Background: The study of new substances capable of counteracting tumor development has focused, in recent years, on several of the steps in a cell's initiation of the process of apoptosis. One of the crucial events is the activation of p53, leading to a cell cycle G1/S block or to programmed cell death.
Methods: We report here a parallel flow cytometric method for semiquantitative detection of p53 protein and apoptosis (percent of apoptotic cells) in a pre-B leukemic cell line (NALM-6) exposed to various antitumor agents (2.35 microg/ml etoposide; 0.175 microg/ml FCE296; 0.4 microg/ml FCE624; and 1.5 microg/ml L-PAM).
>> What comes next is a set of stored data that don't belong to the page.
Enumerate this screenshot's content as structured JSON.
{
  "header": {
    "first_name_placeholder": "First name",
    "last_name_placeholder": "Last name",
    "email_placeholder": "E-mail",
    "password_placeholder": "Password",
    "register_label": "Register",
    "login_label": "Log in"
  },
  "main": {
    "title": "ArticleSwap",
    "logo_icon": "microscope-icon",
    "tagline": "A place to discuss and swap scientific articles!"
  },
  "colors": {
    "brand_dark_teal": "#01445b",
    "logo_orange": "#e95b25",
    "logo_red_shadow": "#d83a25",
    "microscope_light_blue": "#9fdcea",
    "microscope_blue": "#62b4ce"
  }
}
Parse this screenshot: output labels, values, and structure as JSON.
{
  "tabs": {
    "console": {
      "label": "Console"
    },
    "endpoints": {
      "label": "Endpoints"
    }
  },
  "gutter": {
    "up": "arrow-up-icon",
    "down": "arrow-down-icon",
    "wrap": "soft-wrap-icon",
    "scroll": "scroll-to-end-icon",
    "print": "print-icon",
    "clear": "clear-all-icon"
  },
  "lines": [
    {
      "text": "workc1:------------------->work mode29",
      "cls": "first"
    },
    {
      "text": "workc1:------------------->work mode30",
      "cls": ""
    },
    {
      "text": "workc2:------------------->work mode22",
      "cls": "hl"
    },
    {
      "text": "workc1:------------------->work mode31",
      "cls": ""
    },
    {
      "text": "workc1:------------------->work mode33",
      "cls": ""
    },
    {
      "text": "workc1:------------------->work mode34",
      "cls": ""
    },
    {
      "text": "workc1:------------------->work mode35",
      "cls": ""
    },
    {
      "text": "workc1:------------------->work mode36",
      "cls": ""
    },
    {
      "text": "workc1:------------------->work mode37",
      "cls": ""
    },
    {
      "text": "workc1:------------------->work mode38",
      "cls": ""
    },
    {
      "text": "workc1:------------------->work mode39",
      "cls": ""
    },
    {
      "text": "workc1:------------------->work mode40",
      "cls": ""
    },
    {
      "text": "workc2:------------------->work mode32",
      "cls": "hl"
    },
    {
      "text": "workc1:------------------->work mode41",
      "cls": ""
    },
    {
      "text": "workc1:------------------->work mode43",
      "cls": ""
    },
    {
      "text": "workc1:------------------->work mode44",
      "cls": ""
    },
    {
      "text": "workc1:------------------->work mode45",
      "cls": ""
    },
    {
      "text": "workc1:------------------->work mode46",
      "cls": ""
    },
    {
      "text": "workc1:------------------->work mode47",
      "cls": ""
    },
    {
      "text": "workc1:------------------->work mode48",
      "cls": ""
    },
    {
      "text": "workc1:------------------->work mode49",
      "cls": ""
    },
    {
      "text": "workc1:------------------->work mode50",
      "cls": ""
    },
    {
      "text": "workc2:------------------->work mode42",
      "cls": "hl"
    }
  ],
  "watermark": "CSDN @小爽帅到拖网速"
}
Results: All of the substances proved to be capable of inducing an increase of p53 after 16 or 24 h of incubation. In all experiments with antitumor agents we also found an onset of apoptosis after 24 h of incubation with the substance, as determined by the annexin V flow cytometric assay and by DNA fragmentation.
Conclusions: This technique, based on flow cytometric data of both p53 intracellular content and percentage of apoptotic cells, is suitable to determine the amount of antitumor agent needed to induce p53, and thus to dose the drug in relation to the sensitivity of a defined tumor as well as choose the more efficacious drug, depending on cell responsiveness. The study of antitumor substances that induce apoptosis, bypassing p53, could also be evaluated by this method, in view of the development of substances for the treatment of p53-mutated tumors.